Cet appel faisait suite à six mois d’enquête sur des contrats qu’Amazon avait signés avec des autorités en Floride et dans l’Oregon. Les documents compilés dans ce cadre laissaient craindre une « automatisation de la surveillance de masse ».

L’ACLU avait assorti sa lettre d’une pétition « Amazon, prière de quitter le business de la reconnaissance faciale ». Elle a recueilli 63 350 signatures.

Quelques semaines plus tard, des employés du groupe américain adressaient eux aussi une lettre à Jeff Bezos. Principal point d’inquiétude : l’usage de la reconnaissance faciale par les services des douanes.

Depuis lors*, Amazon a arrondi les angles.

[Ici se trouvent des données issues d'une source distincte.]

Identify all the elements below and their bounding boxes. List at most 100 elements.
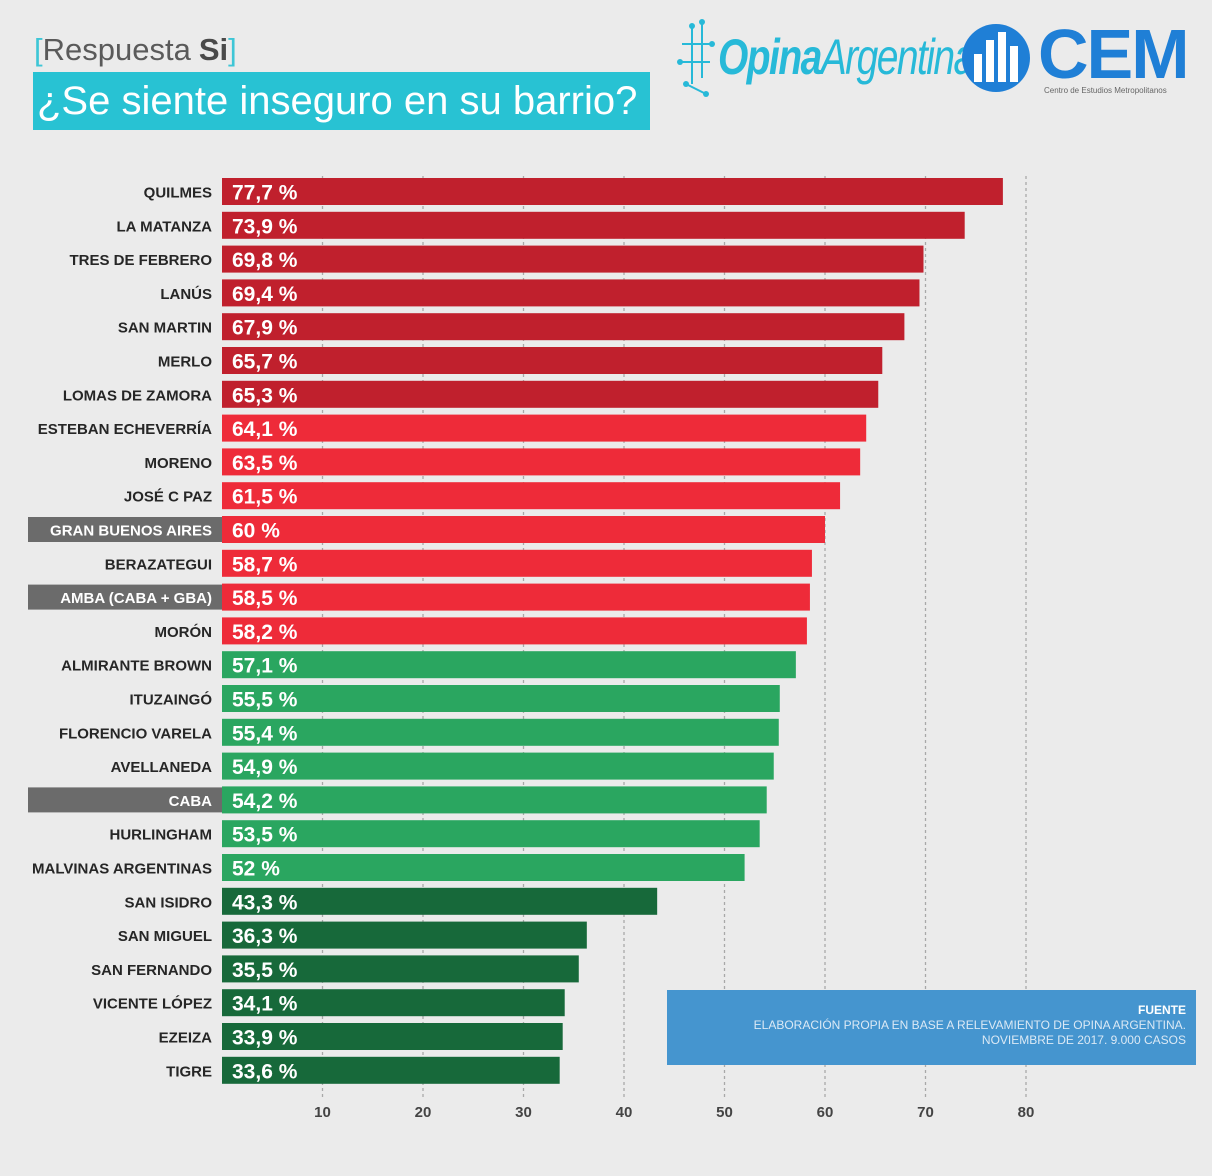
- category-label: MALVINAS ARGENTINAS: [32, 861, 212, 878]
- bar-value-label: 63,5 %: [232, 452, 298, 475]
- bar: [222, 685, 780, 712]
- highlight-label-bg: [28, 584, 222, 610]
- source-box: FUENTE ELABORACIÓN PROPIA EN BASE A RELE…: [667, 990, 1196, 1065]
- bar-value-label: 69,4 %: [232, 283, 298, 306]
- cem-building-icon: [962, 24, 1030, 92]
- bar: [222, 448, 861, 476]
- category-label: ALMIRANTE BROWN: [61, 658, 212, 675]
- bar: [222, 482, 841, 510]
- bar: [222, 516, 825, 543]
- category-label: ITUZAINGÓ: [130, 691, 213, 709]
- bar-value-label: 69,8 %: [232, 249, 298, 272]
- opina-wordmark: OpinaArgentina: [718, 28, 975, 86]
- opina-light-text: Argentina: [820, 29, 975, 85]
- x-tick-label: 80: [1018, 1104, 1035, 1121]
- category-label: LANÚS: [160, 285, 212, 303]
- category-label: LOMAS DE ZAMORA: [63, 387, 212, 404]
- bar: [222, 414, 867, 442]
- category-label: SAN ISIDRO: [124, 894, 212, 911]
- bar: [222, 1023, 563, 1050]
- x-tick-label: 40: [616, 1104, 633, 1121]
- bar-value-label: 52 %: [232, 858, 280, 881]
- bar-value-label: 58,7 %: [232, 553, 298, 576]
- bar: [222, 854, 745, 881]
- bar-value-label: 57,1 %: [232, 655, 298, 678]
- chart-title: ¿Se siente inseguro en su barrio?: [33, 72, 650, 130]
- category-label: MERLO: [158, 354, 212, 371]
- category-label: LA MATANZA: [116, 218, 212, 235]
- bar: [222, 921, 587, 949]
- category-label: VICENTE LÓPEZ: [93, 995, 212, 1013]
- source-title: FUENTE: [1138, 1003, 1186, 1017]
- category-label: ESTEBAN ECHEVERRÍA: [38, 421, 212, 438]
- category-label: AMBA (CABA + GBA): [60, 590, 212, 607]
- highlight-label-bg: [28, 787, 222, 813]
- category-label: QUILMES: [144, 185, 212, 202]
- bar: [222, 245, 924, 273]
- bar: [222, 211, 965, 239]
- source-line-2: NOVIEMBRE DE 2017. 9.000 CASOS: [981, 1033, 1186, 1047]
- opina-circuit-icon: [677, 19, 715, 97]
- bar-value-label: 54,2 %: [232, 790, 298, 813]
- x-tick-label: 60: [817, 1104, 834, 1121]
- bar-value-label: 43,3 %: [232, 891, 298, 914]
- bar-value-label: 36,3 %: [232, 925, 298, 948]
- bar-value-label: 77,7 %: [232, 182, 298, 205]
- bar: [222, 820, 760, 848]
- bar: [222, 786, 767, 814]
- bar-value-label: 61,5 %: [232, 486, 298, 509]
- category-label: JOSÉ C PAZ: [124, 489, 212, 506]
- cem-logo: CEM Centro de Estudios Metropolitanos: [958, 15, 1198, 100]
- bar: [222, 989, 565, 1017]
- bar-value-label: 65,7 %: [232, 351, 298, 374]
- category-label: BERAZATEGUI: [105, 556, 212, 573]
- category-label: FLORENCIO VARELA: [59, 725, 212, 742]
- category-label: SAN FERNANDO: [91, 962, 212, 979]
- subtitle-open-bracket: [: [34, 32, 43, 67]
- bar-value-label: 55,5 %: [232, 689, 298, 712]
- x-tick-label: 10: [314, 1104, 331, 1121]
- category-label: MORÓN: [155, 623, 213, 641]
- bar: [222, 380, 879, 408]
- bar: [222, 347, 883, 374]
- category-label: SAN MIGUEL: [118, 928, 212, 945]
- category-label: MORENO: [145, 455, 213, 472]
- category-label: GRAN BUENOS AIRES: [50, 523, 212, 540]
- bar: [222, 651, 796, 679]
- bar-value-label: 55,4 %: [232, 722, 298, 745]
- x-tick-label: 30: [515, 1104, 532, 1121]
- bar-value-label: 58,2 %: [232, 621, 298, 644]
- bar-value-label: 34,1 %: [232, 993, 298, 1016]
- category-label: EZEIZA: [159, 1030, 213, 1047]
- x-tick-label: 20: [415, 1104, 432, 1121]
- bar-value-label: 35,5 %: [232, 959, 298, 982]
- bar: [222, 718, 779, 746]
- subtitle-word: Respuesta: [42, 32, 191, 67]
- category-label: AVELLANEDA: [111, 759, 213, 776]
- cem-wordmark: CEM: [1038, 15, 1190, 93]
- bar-value-label: 33,9 %: [232, 1027, 298, 1050]
- bar-value-label: 64,1 %: [232, 418, 298, 441]
- category-label: CABA: [169, 793, 212, 810]
- chart-subtitle: [ Respuesta Si ]: [34, 32, 237, 68]
- bar: [222, 279, 920, 307]
- bar-value-label: 73,9 %: [232, 215, 298, 238]
- category-label: TRES DE FEBRERO: [69, 252, 212, 269]
- bar: [222, 617, 807, 645]
- bar: [222, 313, 905, 341]
- bar-value-label: 58,5 %: [232, 587, 298, 610]
- opina-argentina-logo: OpinaArgentina: [676, 18, 975, 100]
- bar: [222, 178, 1003, 205]
- x-tick-label: 50: [716, 1104, 733, 1121]
- bar-value-label: 65,3 %: [232, 384, 298, 407]
- bar: [222, 583, 810, 611]
- bar: [222, 955, 579, 983]
- bar-value-label: 54,9 %: [232, 756, 298, 779]
- opina-bold-text: Opina: [718, 29, 822, 85]
- chart-header: [ Respuesta Si ] ¿Se siente inseguro en …: [0, 0, 1212, 170]
- x-tick-label: 70: [917, 1104, 934, 1121]
- bar: [222, 1056, 560, 1084]
- subtitle-close-bracket: ]: [228, 32, 237, 67]
- bar-value-label: 53,5 %: [232, 824, 298, 847]
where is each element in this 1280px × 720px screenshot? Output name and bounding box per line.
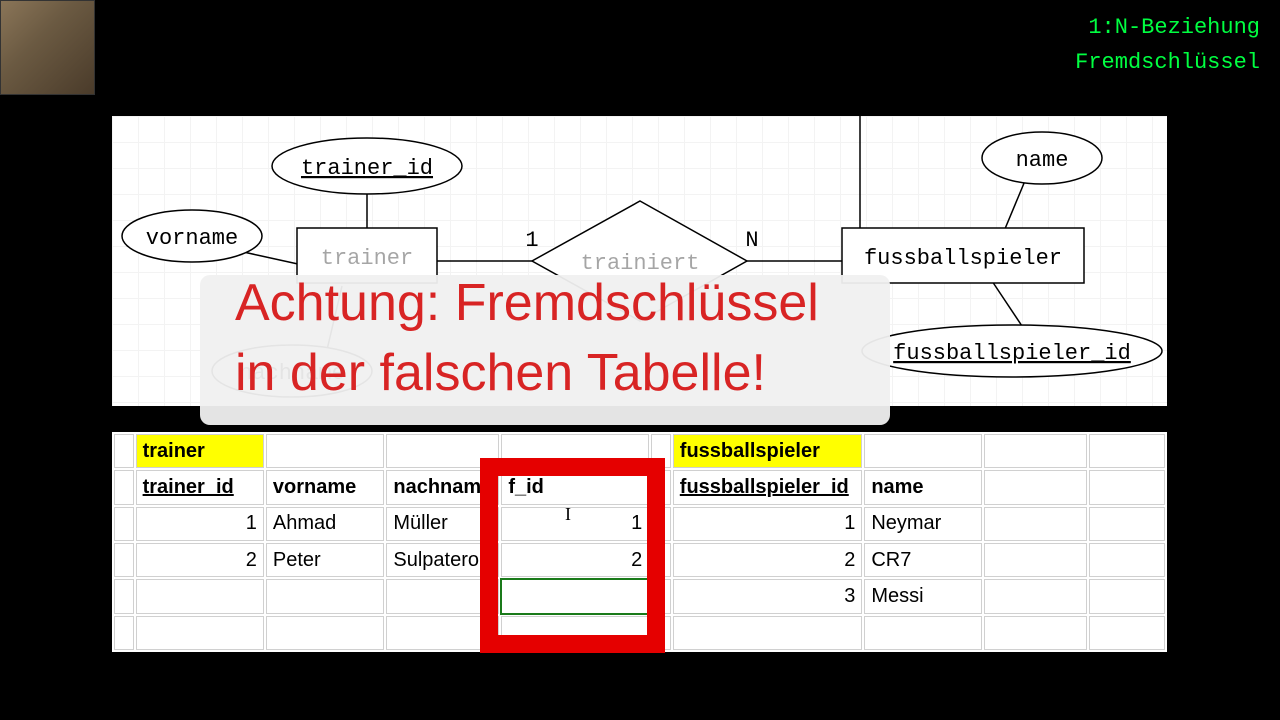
svg-text:fussballspieler_id: fussballspieler_id xyxy=(893,341,1131,366)
header-line1: 1:N-Beziehung xyxy=(1075,10,1260,45)
svg-text:1: 1 xyxy=(525,228,538,253)
col-vorname[interactable]: vorname xyxy=(266,470,384,504)
header-line2: Fremdschlüssel xyxy=(1075,45,1260,80)
warning-line2: in der falschen Tabelle! xyxy=(235,338,819,408)
col-fsp-id[interactable]: fussballspieler_id xyxy=(673,470,863,504)
warning-line1: Achtung: Fremdschlüssel xyxy=(235,268,819,338)
warning-text: Achtung: Fremdschlüssel in der falschen … xyxy=(235,268,819,408)
svg-text:trainer_id: trainer_id xyxy=(301,156,433,181)
col-trainer-id[interactable]: trainer_id xyxy=(136,470,264,504)
fsp-title[interactable]: fussballspieler xyxy=(673,434,863,468)
svg-text:fussballspieler: fussballspieler xyxy=(864,246,1062,271)
webcam-thumbnail xyxy=(0,0,95,95)
svg-text:name: name xyxy=(1016,148,1069,173)
text-cursor-icon: I xyxy=(565,504,571,525)
col-name[interactable]: name xyxy=(864,470,982,504)
header-notes: 1:N-Beziehung Fremdschlüssel xyxy=(1075,10,1260,80)
error-highlight-box xyxy=(480,458,665,653)
svg-text:N: N xyxy=(745,228,758,253)
trainer-title[interactable]: trainer xyxy=(136,434,264,468)
svg-text:vorname: vorname xyxy=(146,226,238,251)
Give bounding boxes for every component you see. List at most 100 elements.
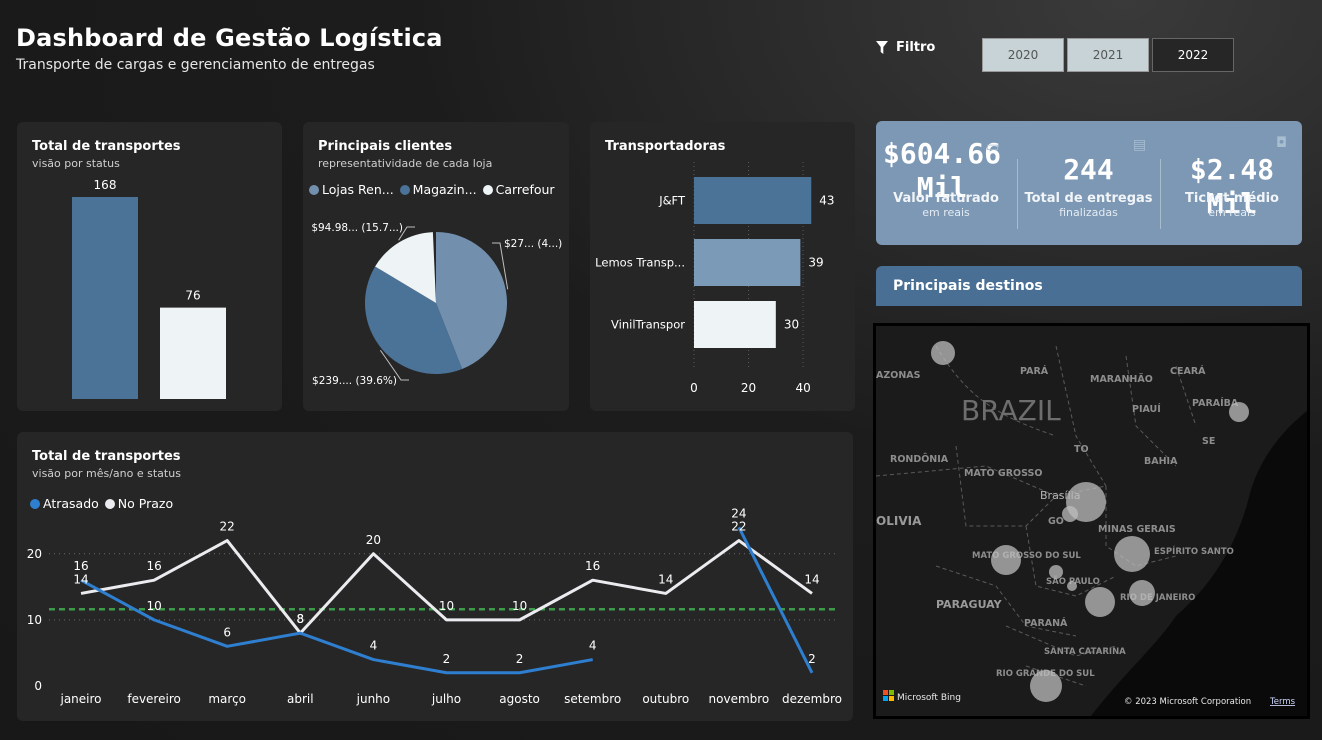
status-bar[interactable] xyxy=(72,197,138,399)
clients-card: Principais clientes representatividade d… xyxy=(303,122,569,411)
map-bubble[interactable] xyxy=(1129,580,1155,606)
pie-slice-label: $27... (4...) xyxy=(504,238,562,250)
carrier-bar[interactable] xyxy=(694,177,811,224)
map-bubble[interactable] xyxy=(1049,565,1063,579)
carriers-card: Transportadoras 0 20 40 J&FT 43 Lemos Transp.… xyxy=(590,122,855,411)
series-data-label: 24 xyxy=(731,506,746,520)
carrier-category-label: J&FT xyxy=(658,194,686,208)
line-xtick: julho xyxy=(431,692,461,706)
series-data-label: 4 xyxy=(589,639,597,653)
line-ytick: 20 xyxy=(27,547,42,561)
map-label-country: BRAZIL xyxy=(961,394,1061,427)
line-xtick: junho xyxy=(356,692,391,706)
map-label: GO xyxy=(1048,516,1064,527)
bing-logo xyxy=(883,690,888,695)
series-data-label: 16 xyxy=(73,559,88,573)
kpi-deliveries-value: 244 xyxy=(1021,121,1156,187)
year-button-2022[interactable]: 2022 xyxy=(1152,38,1234,72)
series-data-label: 20 xyxy=(366,533,381,547)
map-label: MATO GROSSO DO SUL xyxy=(972,551,1081,561)
kpi-ticket-label: Ticket médio xyxy=(1164,191,1300,206)
carrier-bar[interactable] xyxy=(694,239,800,286)
series-data-label: 16 xyxy=(585,559,600,573)
kpi-card: $604.66 Mil Valor faturado em reais ▭ 24… xyxy=(876,121,1302,245)
map-bubble[interactable] xyxy=(1030,670,1062,702)
map-label-country: OLIVIA xyxy=(876,514,922,528)
year-slicer: 2020 2021 2022 xyxy=(982,38,1234,72)
kpi-revenue-label: Valor faturado xyxy=(876,191,1016,206)
bing-logo xyxy=(883,696,888,701)
bing-label: Microsoft Bing xyxy=(897,693,961,703)
monthly-line-chart: 01020janeiro fevereiro março abril junho julh… xyxy=(17,432,853,721)
kpi-revenue-sub: em reais xyxy=(876,206,1016,219)
series-data-label: 16 xyxy=(146,559,161,573)
line-xtick: janeiro xyxy=(59,692,101,706)
map-bubble[interactable] xyxy=(1062,506,1078,522)
carrier-category-label: Lemos Transp... xyxy=(595,256,685,270)
map-label: AZONAS xyxy=(876,370,921,381)
series-data-label: 22 xyxy=(220,520,235,534)
map-label: MARANHÃO xyxy=(1090,374,1153,385)
series-data-label: 10 xyxy=(439,599,454,613)
series-data-label: 6 xyxy=(223,625,231,639)
map-label: PIAUÍ xyxy=(1132,403,1161,415)
destinations-title: Principais destinos xyxy=(893,278,1043,294)
carrier-xtick: 20 xyxy=(741,381,756,395)
map-label: PARÁ xyxy=(1020,365,1049,377)
map-label: PARANÁ xyxy=(1024,617,1068,629)
kpi-deliveries-label: Total de entregas xyxy=(1021,191,1156,206)
series-data-label: 2 xyxy=(808,652,816,666)
kpi-ticket-sub: em reais xyxy=(1164,206,1300,219)
status-bar-chart: 168 76 xyxy=(17,122,282,411)
map-bubble[interactable] xyxy=(1085,587,1115,617)
year-button-2020[interactable]: 2020 xyxy=(982,38,1064,72)
line-xtick: outubro xyxy=(642,692,689,706)
year-button-2021[interactable]: 2021 xyxy=(1067,38,1149,72)
map-bubble[interactable] xyxy=(1229,402,1249,422)
kpi-divider xyxy=(1017,159,1018,229)
status-bar[interactable] xyxy=(160,308,226,399)
bag-icon: ◘ xyxy=(1276,135,1287,151)
bing-logo xyxy=(889,690,894,695)
map-label: MATO GROSSO xyxy=(964,468,1042,479)
series-data-label: 2 xyxy=(443,652,451,666)
line-xtick: setembro xyxy=(564,692,621,706)
line-xtick: agosto xyxy=(499,692,540,706)
series-data-label: 14 xyxy=(658,572,673,586)
map-bubble[interactable] xyxy=(1114,536,1150,572)
line-xtick: março xyxy=(208,692,246,706)
carrier-value-label: 43 xyxy=(819,194,834,208)
map-label: CEARÁ xyxy=(1170,365,1206,377)
map-terms-link[interactable]: Terms xyxy=(1269,697,1296,707)
pie-slice-label: $94.98... (15.7...) xyxy=(311,222,403,234)
series-line-atrasado[interactable] xyxy=(739,527,812,672)
series-line-no-prazo[interactable] xyxy=(81,541,812,634)
carrier-category-label: VinilTranspor xyxy=(611,318,685,332)
carrier-value-label: 30 xyxy=(784,318,799,332)
map-bubble[interactable] xyxy=(991,545,1021,575)
carrier-bar[interactable] xyxy=(694,301,776,348)
money-icon: ▭ xyxy=(986,139,999,155)
series-data-label: 10 xyxy=(512,599,527,613)
page-subtitle: Transporte de cargas e gerenciamento de … xyxy=(16,57,375,73)
status-bar-label: 76 xyxy=(185,289,200,303)
map-attribution: © 2023 Microsoft Corporation xyxy=(1124,697,1251,707)
filter-icon xyxy=(876,41,888,54)
carrier-xtick: 0 xyxy=(690,381,698,395)
destinations-map[interactable]: AZONAS PARÁ MARANHÃO CEARÁ PIAUÍ PARAÍBA… xyxy=(873,323,1310,719)
map-label: ESPÍRITO SANTO xyxy=(1154,545,1234,557)
page-title: Dashboard de Gestão Logística xyxy=(16,24,443,52)
carrier-xtick: 40 xyxy=(795,381,810,395)
map-bubble[interactable] xyxy=(931,341,955,365)
bing-logo xyxy=(889,696,894,701)
series-data-label: 4 xyxy=(370,639,378,653)
destinations-header: Principais destinos xyxy=(876,266,1302,306)
map-label: RONDÔNIA xyxy=(890,453,949,465)
filter-label[interactable]: Filtro xyxy=(876,40,935,55)
map-label: BAHIA xyxy=(1144,456,1178,467)
series-data-label: 2 xyxy=(516,652,524,666)
map-bubble[interactable] xyxy=(1067,581,1077,591)
map-label: SANTA CATARINA xyxy=(1044,647,1126,657)
series-data-label: 10 xyxy=(146,599,161,613)
status-bar-label: 168 xyxy=(94,178,117,192)
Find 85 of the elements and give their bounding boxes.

Plusieurs vidéos qui préconisaient des usages discutables de Rekognition ont été supprimées ou mises en mode privé. Les descriptions des cas d’usage ont également été reformulées. Sur le volet sécurité publique, il est désormais surtout question de « rechercher des personnes manquantes ».

* Rekognition a par ailleurs été pointé du doigt pour la réalité de son usage par les forces de l’ordre. Cnet s’était penché sur la question et avait conclu à une majorité de cas de… vols à l’étalage.